Guardhat Technologies wearable safety helmet. Image Credit Guardhat Technologies
From prototype to product
The company’s first product was the HC1 — a helmet that comes jam-packed with sensor equipment. “You want to put it on something that everyone wears and is mandated to wear,” Dey said.
Initially the thought was to just create the wearable, but over time Dey and his team realized that the device alone wouldn’t be enough. “The helmet is just another form factor… [and] whatever the form factor, you need to know how you make this information the single source of truth for the platform of all things that surround the worker.”
Like dozens of other Detroit-area startups that came before them, when Dey and his team needed to raise cash, they first turned to Dan Gilbert.

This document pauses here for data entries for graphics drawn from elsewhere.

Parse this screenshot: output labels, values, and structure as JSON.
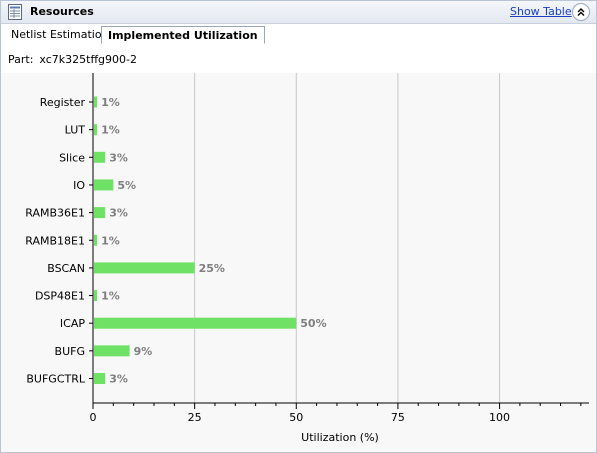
{
  "panel": {
    "title": "Resources",
    "show_table_label": "Show Table",
    "icons": {
      "panel": "resources-table-icon",
      "collapse": "double-chevron-up-icon"
    }
  },
  "tabs": [
    {
      "label": "Netlist Estimation",
      "active": false
    },
    {
      "label": "Implemented Utilization",
      "active": true
    }
  ],
  "part": {
    "label": "Part:",
    "value": "xc7k325tffg900-2"
  },
  "colors": {
    "bar": "#6fe266",
    "grid": "#c8c8c8",
    "label": "#7f7f7f",
    "background": "#f8f8f8"
  },
  "chart_data": {
    "type": "bar",
    "orientation": "horizontal",
    "categories": [
      "Register",
      "LUT",
      "Slice",
      "IO",
      "RAMB36E1",
      "RAMB18E1",
      "BSCAN",
      "DSP48E1",
      "ICAP",
      "BUFG",
      "BUFGCTRL"
    ],
    "values": [
      1,
      1,
      3,
      5,
      3,
      1,
      25,
      1,
      50,
      9,
      3
    ],
    "data_labels": [
      "1%",
      "1%",
      "3%",
      "5%",
      "3%",
      "1%",
      "25%",
      "1%",
      "50%",
      "9%",
      "3%"
    ],
    "xlabel": "Utilization (%)",
    "ylabel": "",
    "xlim": [
      0,
      122
    ],
    "xticks": [
      0,
      25,
      50,
      75,
      100
    ],
    "grid": "vertical"
  }
}
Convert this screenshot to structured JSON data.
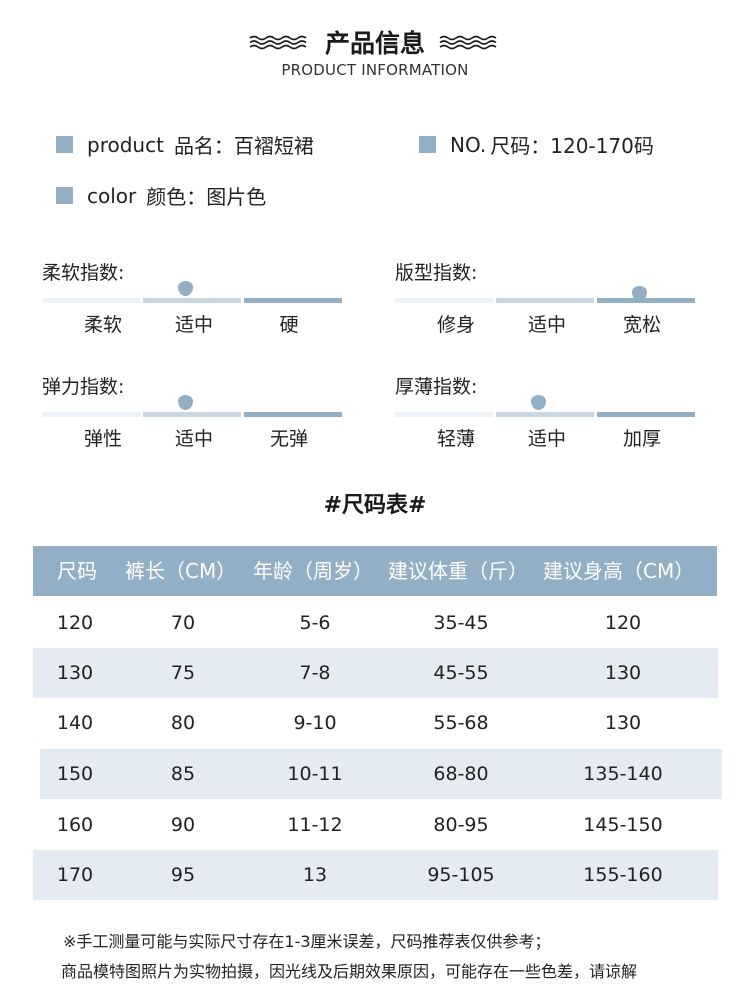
{
  "header": {
    "title": "产品信息",
    "subtitle": "PRODUCT INFORMATION",
    "wave_color": "#1a1a1a"
  },
  "info": {
    "product": {
      "key": "product",
      "value": "品名：百褶短裙"
    },
    "size": {
      "key": "NO.",
      "value": "尺码：120-170码"
    },
    "color": {
      "key": "color",
      "value": "颜色：图片色"
    },
    "accent_color": "#93afc6"
  },
  "indices": [
    {
      "title": "柔软指数:",
      "labels": [
        "柔软",
        "适中",
        "硬"
      ],
      "level": 1
    },
    {
      "title": "版型指数:",
      "labels": [
        "修身",
        "适中",
        "宽松"
      ],
      "level": 2
    },
    {
      "title": "弹力指数:",
      "labels": [
        "弹性",
        "适中",
        "无弹"
      ],
      "level": 1
    },
    {
      "title": "厚薄指数:",
      "labels": [
        "轻薄",
        "适中",
        "加厚"
      ],
      "level": 1
    }
  ],
  "size_table": {
    "title": "#尺码表#",
    "headers": [
      "尺码",
      "裤长（CM）",
      "年龄（周岁）",
      "建议体重（斤）",
      "建议身高（CM）"
    ],
    "rows": [
      [
        "120",
        "70",
        "5-6",
        "35-45",
        "120"
      ],
      [
        "130",
        "75",
        "7-8",
        "45-55",
        "130"
      ],
      [
        "140",
        "80",
        "9-10",
        "55-68",
        "130"
      ],
      [
        "150",
        "85",
        "10-11",
        "68-80",
        "135-140"
      ],
      [
        "160",
        "90",
        "11-12",
        "80-95",
        "145-150"
      ],
      [
        "170",
        "95",
        "13",
        "95-105",
        "155-160"
      ]
    ],
    "header_color": "#93afc6",
    "stripe_color": "#e4ebf2"
  },
  "notes": [
    "※手工测量可能与实际尺寸存在1-3厘米误差，尺码推荐表仅供参考；",
    "商品模特图照片为实物拍摄，因光线及后期效果原因，可能存在一些色差，请谅解"
  ]
}
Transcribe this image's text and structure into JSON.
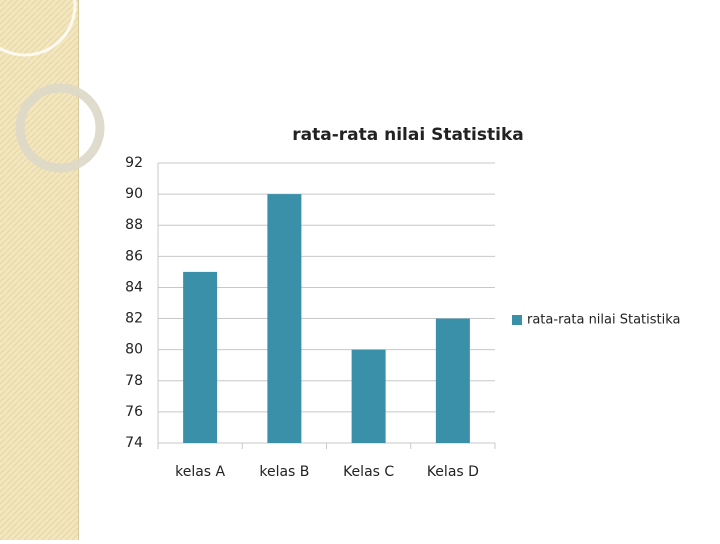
{
  "chart_data": {
    "type": "bar",
    "title": "rata-rata nilai Statistika",
    "categories": [
      "kelas A",
      "kelas B",
      "Kelas C",
      "Kelas D"
    ],
    "series": [
      {
        "name": "rata-rata nilai Statistika",
        "color": "#3a90a9",
        "values": [
          85,
          90,
          80,
          82
        ]
      }
    ],
    "ylim": [
      74,
      92
    ],
    "yticks": [
      74,
      76,
      78,
      80,
      82,
      84,
      86,
      88,
      90,
      92
    ],
    "grid": true,
    "legend": "right"
  }
}
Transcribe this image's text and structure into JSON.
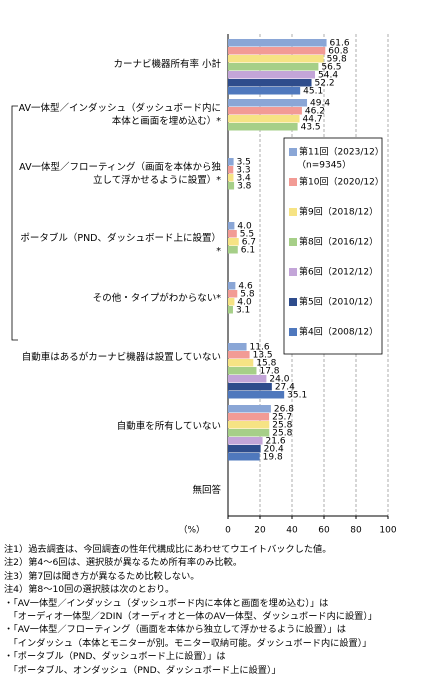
{
  "chart_data": {
    "type": "bar",
    "orientation": "horizontal",
    "categories": [
      "カーナビ機器所有率 小計",
      "AV一体型／インダッシュ（ダッシュボード内に本体と画面を埋め込む）*",
      "AV一体型／フローティング（画面を本体から独立して浮かせるように設置）*",
      "ポータブル（PND、ダッシュボード上に設置）*",
      "その他・タイプがわからない*",
      "自動車はあるがカーナビ機器は設置していない",
      "自動車を所有していない",
      "無回答"
    ],
    "series": [
      {
        "name": "第11回（2023/12）",
        "color": "#8aa6d6",
        "values": [
          61.6,
          49.4,
          3.5,
          4.0,
          4.6,
          11.6,
          26.8,
          null
        ],
        "value_labels": [
          "61.6",
          "49.4",
          "3.5",
          "4.0",
          "4.6",
          "11.6",
          "26.8",
          null
        ]
      },
      {
        "name": "第10回（2020/12）",
        "color": "#f29b95",
        "values": [
          60.8,
          46.2,
          3.3,
          5.5,
          5.8,
          13.5,
          25.7,
          null
        ],
        "value_labels": [
          "60.8",
          "46.2",
          "3.3",
          "5.5",
          "5.8",
          "13.5",
          "25.7",
          null
        ]
      },
      {
        "name": "第9回（2018/12）",
        "color": "#f6e384",
        "values": [
          59.8,
          44.7,
          3.4,
          6.7,
          4.0,
          15.8,
          25.8,
          null
        ],
        "value_labels": [
          "59.8",
          "44.7",
          "3.4",
          "6.7",
          "4.0",
          "15.8",
          "25.8",
          null
        ]
      },
      {
        "name": "第8回（2016/12）",
        "color": "#a6cf88",
        "values": [
          56.5,
          43.5,
          3.8,
          6.1,
          3.1,
          17.8,
          25.8,
          null
        ],
        "value_labels": [
          "56.5",
          "43.5",
          "3.8",
          "6.1",
          "3.1",
          "17.8",
          "25.8",
          null
        ]
      },
      {
        "name": "第6回（2012/12）",
        "color": "#c3a5d8",
        "values": [
          54.4,
          null,
          null,
          null,
          null,
          24.0,
          21.6,
          null
        ],
        "value_labels": [
          "54.4",
          null,
          null,
          null,
          null,
          "24.0",
          "21.6",
          null
        ]
      },
      {
        "name": "第5回（2010/12）",
        "color": "#2e4c8c",
        "values": [
          52.2,
          null,
          null,
          null,
          null,
          27.4,
          20.4,
          null
        ],
        "value_labels": [
          "52.2",
          null,
          null,
          null,
          null,
          "27.4",
          "20.4",
          null
        ]
      },
      {
        "name": "第4回（2008/12）",
        "color": "#4f78bd",
        "values": [
          45.1,
          null,
          null,
          null,
          null,
          35.1,
          19.8,
          null
        ],
        "value_labels": [
          "45.1",
          null,
          null,
          null,
          null,
          "35.1",
          "19.8",
          null
        ]
      }
    ],
    "legend_note": "（n=9345）",
    "xlabel": "（%）",
    "xlim": [
      0,
      100
    ],
    "xticks": [
      0,
      20,
      40,
      60,
      80,
      100
    ],
    "grid": true,
    "notes": [
      "注1）過去調査は、今回調査の性年代構成比にあわせてウエイトバックした値。",
      "注2）第4～6回は、選択肢が異なるため所有率のみ比較。",
      "注3）第7回は聞き方が異なるため比較しない。",
      "注4）第8～10回の選択肢は次のとおり。",
      "・「AV一体型／インダッシュ（ダッシュボード内に本体と画面を埋め込む）」は",
      "　「オーディオ一体型／2DIN（オーディオと一体のAV一体型、ダッシュボード内に設置）」",
      "・「AV一体型／フローティング（画面を本体から独立して浮かせるように設置）」は",
      "　「インダッシュ（本体とモニターが別。モニター収納可能。ダッシュボード内に設置）」",
      "・「ポータブル（PND、ダッシュボード上に設置）」は",
      "　「ポータブル、オンダッシュ（PND、ダッシュボード上に設置）」"
    ]
  }
}
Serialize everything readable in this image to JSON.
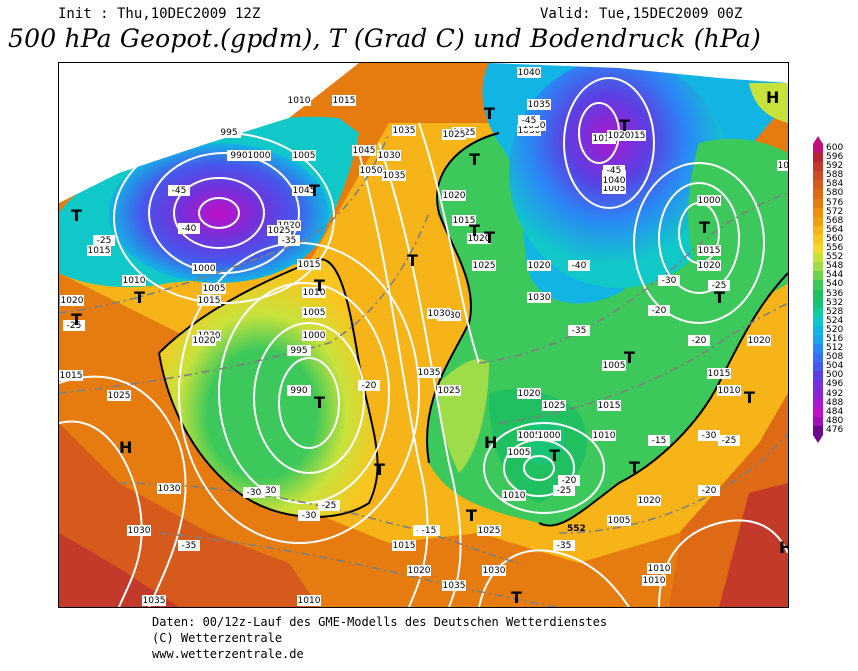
{
  "header": {
    "init": "Init : Thu,10DEC2009 12Z",
    "valid": "Valid: Tue,15DEC2009 00Z",
    "title": "500 hPa Geopot.(gpdm), T (Grad C) und Bodendruck (hPa)"
  },
  "legend": {
    "levels": [
      "600",
      "596",
      "592",
      "588",
      "584",
      "580",
      "576",
      "572",
      "568",
      "564",
      "560",
      "556",
      "552",
      "548",
      "544",
      "540",
      "536",
      "532",
      "528",
      "524",
      "520",
      "516",
      "512",
      "508",
      "504",
      "500",
      "496",
      "492",
      "488",
      "484",
      "480",
      "476"
    ],
    "colors": [
      "#c0107a",
      "#b8242e",
      "#c43a2a",
      "#cc4a26",
      "#d65a1c",
      "#de6a16",
      "#e67c10",
      "#ee8e0a",
      "#f2a010",
      "#f6b418",
      "#f8c61e",
      "#f4d830",
      "#c8e23c",
      "#9edc4a",
      "#6cd250",
      "#3cc85a",
      "#20c060",
      "#18c478",
      "#14c8a0",
      "#10c8c8",
      "#12b4e4",
      "#1ca0f2",
      "#2a88f6",
      "#3870f4",
      "#4658ec",
      "#5a40e2",
      "#7430da",
      "#8c24d6",
      "#aa18d0",
      "#c010c8",
      "#a010b8",
      "#6a0a8a"
    ]
  },
  "map": {
    "pressure_labels": [
      "1010",
      "1015",
      "1040",
      "1035",
      "1030",
      "1025",
      "1015",
      "1035",
      "995",
      "990",
      "1000",
      "1005",
      "1045",
      "1050",
      "1030",
      "1035",
      "1020",
      "1025",
      "1015",
      "1000",
      "1005",
      "1010",
      "1015",
      "1020",
      "1015",
      "1025",
      "1020",
      "1030",
      "1015",
      "1010",
      "1005",
      "1000",
      "995",
      "990",
      "1030",
      "1025",
      "1020",
      "1020",
      "1030",
      "1025",
      "1015",
      "1010",
      "1005",
      "1010",
      "1000",
      "1005",
      "1000",
      "1020",
      "1015",
      "1020",
      "1025",
      "1015",
      "1020",
      "1010",
      "1005",
      "1005",
      "1010",
      "1015",
      "1020",
      "1025",
      "1010",
      "1015",
      "1020",
      "1025",
      "1020",
      "1030",
      "1030",
      "1035",
      "1035",
      "1030",
      "1035",
      "1030",
      "1040",
      "1045",
      "1025",
      "1020",
      "1005",
      "1010",
      "1020",
      "1010",
      "1015"
    ],
    "temperature_labels": [
      "-45",
      "-40",
      "-35",
      "-30",
      "-25",
      "-20",
      "-15",
      "-45",
      "-40",
      "-35",
      "-30",
      "-25",
      "-20",
      "-15",
      "-25",
      "-30",
      "-35",
      "-40",
      "-45",
      "-30",
      "-25",
      "-20",
      "-15",
      "-30",
      "-25",
      "-20",
      "-35",
      "-30",
      "-25",
      "-20",
      "-15"
    ],
    "geopotential_label": "552",
    "high_symbol": "H",
    "low_symbol": "T"
  },
  "footer": {
    "line1": "Daten: 00/12z-Lauf des GME-Modells des Deutschen Wetterdienstes",
    "line2": "(C) Wetterzentrale",
    "line3": "www.wetterzentrale.de"
  }
}
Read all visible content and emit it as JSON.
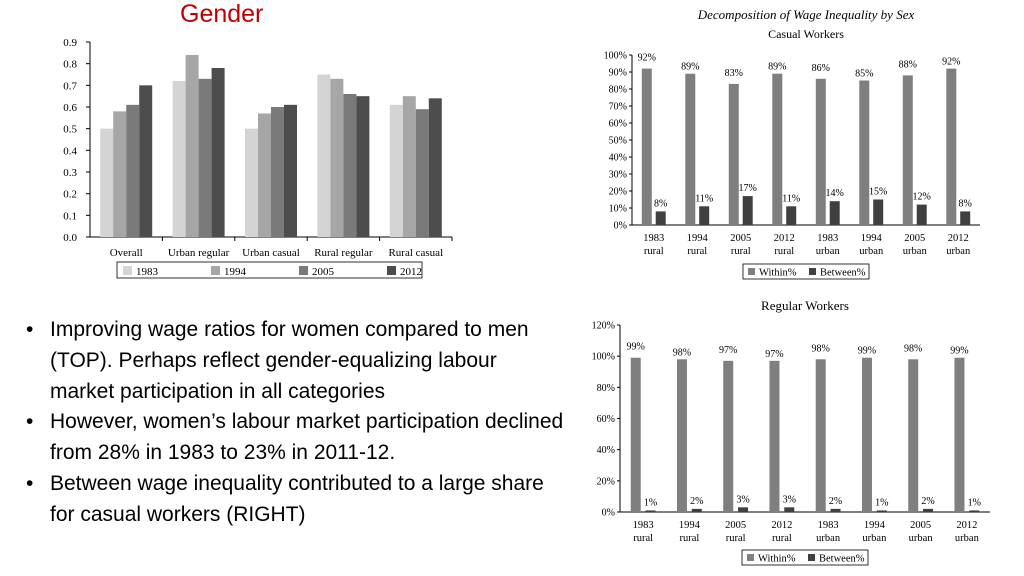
{
  "slide": {
    "title": "Gender",
    "bullets": [
      "Improving wage ratios for women compared to men (TOP). Perhaps reflect gender-equalizing labour market participation in all categories",
      "However, women’s labour market participation declined from 28% in 1983 to 23% in 2011-12.",
      "Between wage inequality contributed to a large share for casual workers (RIGHT)"
    ]
  },
  "chart_data": [
    {
      "type": "bar",
      "title": "",
      "categories": [
        "Overall",
        "Urban regular",
        "Urban casual",
        "Rural regular",
        "Rural casual"
      ],
      "series": [
        {
          "name": "1983",
          "color": "#d4d4d4",
          "values": [
            0.5,
            0.72,
            0.5,
            0.75,
            0.61
          ]
        },
        {
          "name": "1994",
          "color": "#a6a6a6",
          "values": [
            0.58,
            0.84,
            0.57,
            0.73,
            0.65
          ]
        },
        {
          "name": "2005",
          "color": "#7a7a7a",
          "values": [
            0.61,
            0.73,
            0.6,
            0.66,
            0.59
          ]
        },
        {
          "name": "2012",
          "color": "#4d4d4d",
          "values": [
            0.7,
            0.78,
            0.61,
            0.65,
            0.64
          ]
        }
      ],
      "yticks": [
        "0.0",
        "0.1",
        "0.2",
        "0.3",
        "0.4",
        "0.5",
        "0.6",
        "0.7",
        "0.8",
        "0.9"
      ],
      "ylim": [
        0,
        0.9
      ],
      "xlabel": "",
      "ylabel": ""
    },
    {
      "type": "bar",
      "title": "Decomposition of Wage Inequality by Sex",
      "subtitle": "Casual Workers",
      "categories": [
        [
          "1983",
          "rural"
        ],
        [
          "1994",
          "rural"
        ],
        [
          "2005",
          "rural"
        ],
        [
          "2012",
          "rural"
        ],
        [
          "1983",
          "urban"
        ],
        [
          "1994",
          "urban"
        ],
        [
          "2005",
          "urban"
        ],
        [
          "2012",
          "urban"
        ]
      ],
      "series": [
        {
          "name": "Within%",
          "color": "#7f7f7f",
          "values": [
            92,
            89,
            83,
            89,
            86,
            85,
            88,
            92
          ],
          "labels": [
            "92%",
            "89%",
            "83%",
            "89%",
            "86%",
            "85%",
            "88%",
            "92%"
          ]
        },
        {
          "name": "Between%",
          "color": "#404040",
          "values": [
            8,
            11,
            17,
            11,
            14,
            15,
            12,
            8
          ],
          "labels": [
            "8%",
            "11%",
            "17%",
            "11%",
            "14%",
            "15%",
            "12%",
            "8%"
          ]
        }
      ],
      "yticks": [
        "0%",
        "10%",
        "20%",
        "30%",
        "40%",
        "50%",
        "60%",
        "70%",
        "80%",
        "90%",
        "100%"
      ],
      "ylim": [
        0,
        100
      ]
    },
    {
      "type": "bar",
      "title": "Regular Workers",
      "categories": [
        [
          "1983",
          "rural"
        ],
        [
          "1994",
          "rural"
        ],
        [
          "2005",
          "rural"
        ],
        [
          "2012",
          "rural"
        ],
        [
          "1983",
          "urban"
        ],
        [
          "1994",
          "urban"
        ],
        [
          "2005",
          "urban"
        ],
        [
          "2012",
          "urban"
        ]
      ],
      "series": [
        {
          "name": "Within%",
          "color": "#7f7f7f",
          "values": [
            99,
            98,
            97,
            97,
            98,
            99,
            98,
            99
          ],
          "labels": [
            "99%",
            "98%",
            "97%",
            "97%",
            "98%",
            "99%",
            "98%",
            "99%"
          ]
        },
        {
          "name": "Between%",
          "color": "#404040",
          "values": [
            1,
            2,
            3,
            3,
            2,
            1,
            2,
            1
          ],
          "labels": [
            "1%",
            "2%",
            "3%",
            "3%",
            "2%",
            "1%",
            "2%",
            "1%"
          ]
        }
      ],
      "yticks": [
        "0%",
        "20%",
        "40%",
        "60%",
        "80%",
        "100%",
        "120%"
      ],
      "ylim": [
        0,
        120
      ]
    }
  ]
}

Gilbert tested the prototype by running around a building and asking the GuardHat team if they could find him and tell him where they thought he was.
With Gilbert on board, the product design firm frog labs came into the picture and so did 3M. By then, it was time to test the prototype.
“I still remember the first day we were in testing in a third party certified lab in Akron, Ohio,” sad Dey. These guys were dropping a metal ball from 5 meters and each one of those puppies was $3,000 a-piece and 27 of those hats got ground down to powder,” Dey said. “We failed every test because we didn’t know how to build a helmet.”
Assistance from frog and others brought the device over the finish line and it’s now being used by over 5,000 workers and prevented or alerted workers to at least 2,000 potentially dangerous incidents.
For Dey, the business could only have come from Detroit. “The Detroit thing is symbolic,” he said. It’s a symbol of the school of hard knocks that educated its founding team in the ways these heavy industries.